Его мама в телефонных разговорах со мной едва не плакала:
— Людочка, Боря так страдает! Не может ни есть, ни спать. Горстями глотает таблетки, запивая их коньяком. Может, вы его простите?
— Мария Борисовна, милая, у вас очень хороший сын, умный, талантливый, но он слишком любит женщин, — отвечала я. — Что касается прощения, то я давно его простила, но жить с ним больше не буду. Не смогу переступить через предательство. Понимаете, с ним же нужно будет ложиться в одну постель, а меня при одной мысли об этом трясет от отвращения.
— Я понимаю. Это вряд ли может служить Боре оправданием, но рядом с вами ему порой бывало очень нелегко. Когда вы приходили на прием или в компанию и Борю представляли «мужем Хитяевой», его самолюбие очень страдало. Уникальный хирург, доктор наук, а в вашем присутствии все эти регалии меркли. С вами он наверняка об этом никогда не говорил, а с родителями, случалось, делился... Боря, Боря, что же он наделал!

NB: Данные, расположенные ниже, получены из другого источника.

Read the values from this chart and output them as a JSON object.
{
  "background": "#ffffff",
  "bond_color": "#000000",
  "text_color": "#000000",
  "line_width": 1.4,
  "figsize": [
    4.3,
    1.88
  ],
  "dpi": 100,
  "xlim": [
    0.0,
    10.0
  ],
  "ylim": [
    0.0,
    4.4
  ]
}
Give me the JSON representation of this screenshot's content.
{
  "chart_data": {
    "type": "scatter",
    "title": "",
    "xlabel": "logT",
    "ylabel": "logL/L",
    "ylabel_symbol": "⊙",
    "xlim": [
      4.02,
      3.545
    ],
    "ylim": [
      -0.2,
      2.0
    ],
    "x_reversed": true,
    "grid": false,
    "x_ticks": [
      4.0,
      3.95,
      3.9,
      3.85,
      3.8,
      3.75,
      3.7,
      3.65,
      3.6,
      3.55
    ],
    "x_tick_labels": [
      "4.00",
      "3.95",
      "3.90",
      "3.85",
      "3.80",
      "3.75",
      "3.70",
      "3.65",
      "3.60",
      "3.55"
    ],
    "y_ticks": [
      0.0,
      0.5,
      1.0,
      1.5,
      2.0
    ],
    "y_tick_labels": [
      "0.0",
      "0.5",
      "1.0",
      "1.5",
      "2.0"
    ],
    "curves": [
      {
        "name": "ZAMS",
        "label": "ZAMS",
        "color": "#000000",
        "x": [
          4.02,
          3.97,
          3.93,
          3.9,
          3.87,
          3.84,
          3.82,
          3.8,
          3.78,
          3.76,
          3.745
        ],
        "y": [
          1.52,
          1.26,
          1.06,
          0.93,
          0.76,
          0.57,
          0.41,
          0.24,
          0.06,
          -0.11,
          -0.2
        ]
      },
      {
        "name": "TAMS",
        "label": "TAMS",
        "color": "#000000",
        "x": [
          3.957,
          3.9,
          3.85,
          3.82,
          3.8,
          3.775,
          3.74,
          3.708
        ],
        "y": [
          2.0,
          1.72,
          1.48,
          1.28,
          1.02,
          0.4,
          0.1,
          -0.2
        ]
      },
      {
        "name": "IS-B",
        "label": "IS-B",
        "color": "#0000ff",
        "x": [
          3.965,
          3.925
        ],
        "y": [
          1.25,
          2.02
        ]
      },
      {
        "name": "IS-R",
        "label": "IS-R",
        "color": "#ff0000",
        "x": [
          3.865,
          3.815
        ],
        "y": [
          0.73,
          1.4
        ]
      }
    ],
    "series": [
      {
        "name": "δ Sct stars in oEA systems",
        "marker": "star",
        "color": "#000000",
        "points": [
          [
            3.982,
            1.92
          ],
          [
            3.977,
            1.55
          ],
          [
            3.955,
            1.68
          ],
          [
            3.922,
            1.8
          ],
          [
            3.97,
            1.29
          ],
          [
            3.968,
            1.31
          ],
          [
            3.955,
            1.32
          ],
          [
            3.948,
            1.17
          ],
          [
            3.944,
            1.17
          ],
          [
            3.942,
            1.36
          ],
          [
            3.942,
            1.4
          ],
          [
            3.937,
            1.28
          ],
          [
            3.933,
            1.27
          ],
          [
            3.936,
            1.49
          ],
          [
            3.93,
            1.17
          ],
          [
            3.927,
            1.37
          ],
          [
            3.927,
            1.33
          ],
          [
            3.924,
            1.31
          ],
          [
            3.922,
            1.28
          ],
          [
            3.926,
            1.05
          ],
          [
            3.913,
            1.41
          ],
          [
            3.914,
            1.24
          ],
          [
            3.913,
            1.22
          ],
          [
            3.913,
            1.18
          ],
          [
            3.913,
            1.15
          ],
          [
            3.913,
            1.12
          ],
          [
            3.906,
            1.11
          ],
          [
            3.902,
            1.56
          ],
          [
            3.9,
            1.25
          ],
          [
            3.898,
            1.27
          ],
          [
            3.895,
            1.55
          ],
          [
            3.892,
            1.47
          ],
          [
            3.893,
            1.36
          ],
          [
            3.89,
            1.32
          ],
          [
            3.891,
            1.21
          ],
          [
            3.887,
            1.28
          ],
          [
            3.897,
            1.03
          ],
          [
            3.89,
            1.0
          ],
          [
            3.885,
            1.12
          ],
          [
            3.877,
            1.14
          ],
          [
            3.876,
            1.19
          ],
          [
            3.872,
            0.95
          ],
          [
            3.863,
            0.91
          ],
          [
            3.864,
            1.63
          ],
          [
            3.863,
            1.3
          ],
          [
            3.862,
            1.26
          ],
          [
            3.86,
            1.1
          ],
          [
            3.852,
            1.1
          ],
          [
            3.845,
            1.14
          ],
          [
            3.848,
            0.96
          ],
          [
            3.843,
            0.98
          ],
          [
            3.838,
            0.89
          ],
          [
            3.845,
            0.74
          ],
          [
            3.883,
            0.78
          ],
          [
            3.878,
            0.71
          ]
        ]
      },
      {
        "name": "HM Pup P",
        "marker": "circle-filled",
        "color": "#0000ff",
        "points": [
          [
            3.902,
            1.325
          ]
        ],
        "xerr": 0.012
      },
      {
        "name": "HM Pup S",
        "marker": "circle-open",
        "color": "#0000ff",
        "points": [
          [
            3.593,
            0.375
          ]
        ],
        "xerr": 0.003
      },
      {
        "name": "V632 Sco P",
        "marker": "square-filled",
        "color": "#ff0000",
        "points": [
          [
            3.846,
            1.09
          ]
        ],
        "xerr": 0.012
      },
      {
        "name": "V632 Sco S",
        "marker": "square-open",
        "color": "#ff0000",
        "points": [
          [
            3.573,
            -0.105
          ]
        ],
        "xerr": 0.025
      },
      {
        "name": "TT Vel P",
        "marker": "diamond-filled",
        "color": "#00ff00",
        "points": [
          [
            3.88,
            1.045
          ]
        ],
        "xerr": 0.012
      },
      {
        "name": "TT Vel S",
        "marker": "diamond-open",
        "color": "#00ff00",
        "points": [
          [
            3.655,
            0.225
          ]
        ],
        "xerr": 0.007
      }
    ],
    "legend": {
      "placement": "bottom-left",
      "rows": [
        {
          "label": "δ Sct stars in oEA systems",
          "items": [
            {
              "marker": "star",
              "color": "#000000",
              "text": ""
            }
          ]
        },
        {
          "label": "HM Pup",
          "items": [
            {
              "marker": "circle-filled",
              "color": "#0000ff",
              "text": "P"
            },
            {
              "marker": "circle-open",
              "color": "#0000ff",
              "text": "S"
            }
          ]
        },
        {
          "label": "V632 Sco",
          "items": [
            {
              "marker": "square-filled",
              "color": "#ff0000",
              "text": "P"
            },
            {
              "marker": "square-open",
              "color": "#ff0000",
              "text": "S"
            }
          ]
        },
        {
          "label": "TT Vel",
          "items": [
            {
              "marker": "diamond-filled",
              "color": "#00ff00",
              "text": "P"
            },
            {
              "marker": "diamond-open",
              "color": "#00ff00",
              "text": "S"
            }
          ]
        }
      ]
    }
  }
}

Прошло несколько лет, и я узнала, что доктор медицинских наук Якобсон больше не оперирует. У него развилось какое-то нервное заболевание, исключающее работу за хирургическим столом. Приятели неоднократно пытались знакомить Бориса с молодыми актрисами, манекенщицами, но он, даже не взглянув на кандидаток, пускался в воспоминания: «Когда мы с Хитяевой были на фестивале...», «Как-то Хитяева сказала...»
Однажды позвонил кто-то из коллег: «Людмила Ивановна, видел вашего бывшего супруга. Он вел себя очень странно — подходил к незнакомым людям, протягивал руку и представлялся: «Здравствуйте, я муж Хитяевой!»
У меня после этого звонка два дня болело сердце. Было очень жаль Бориса, но в правильности своего поступка я не усомнилась. Прости я тогда его — последовали бы новые и новые измены.
Это был второй Новый год без Бориса. На праздник из Питера приехали две приятельницы, мы накрыли стол. Ближе к вечеру к нам присоединилась Нонна Мордюкова, которая жила в доме напротив. До боя курантов оставалось часа два, когда позвонил Коля Москаленко, режиссер фильма «Русское поле», в котором мы с Нонной должны были начать сниматься:
— Люда, ты что делаешь?
— Да вот сидим теплой женской компанией — Нового года дожидаемся.
— Мы сейчас к тебе приедем! Жди!
Через полчаса вваливается компания с огромной елкой. Я машу руками:
— У нас уже одна есть! Ставьте эту в коридоре. А сами раздевайтесь — и за стол.
Москаленко начинает представлять гостей:
— Это Валера Леонтьев — гений по части техники. Окончил Бауманку, любую машину с завязанными глазами разберет-соберет. А еще спортсмен, мастер спорта по спидвею, к тому же — постановщик автотрюков на «Мосфильме» и каскадер.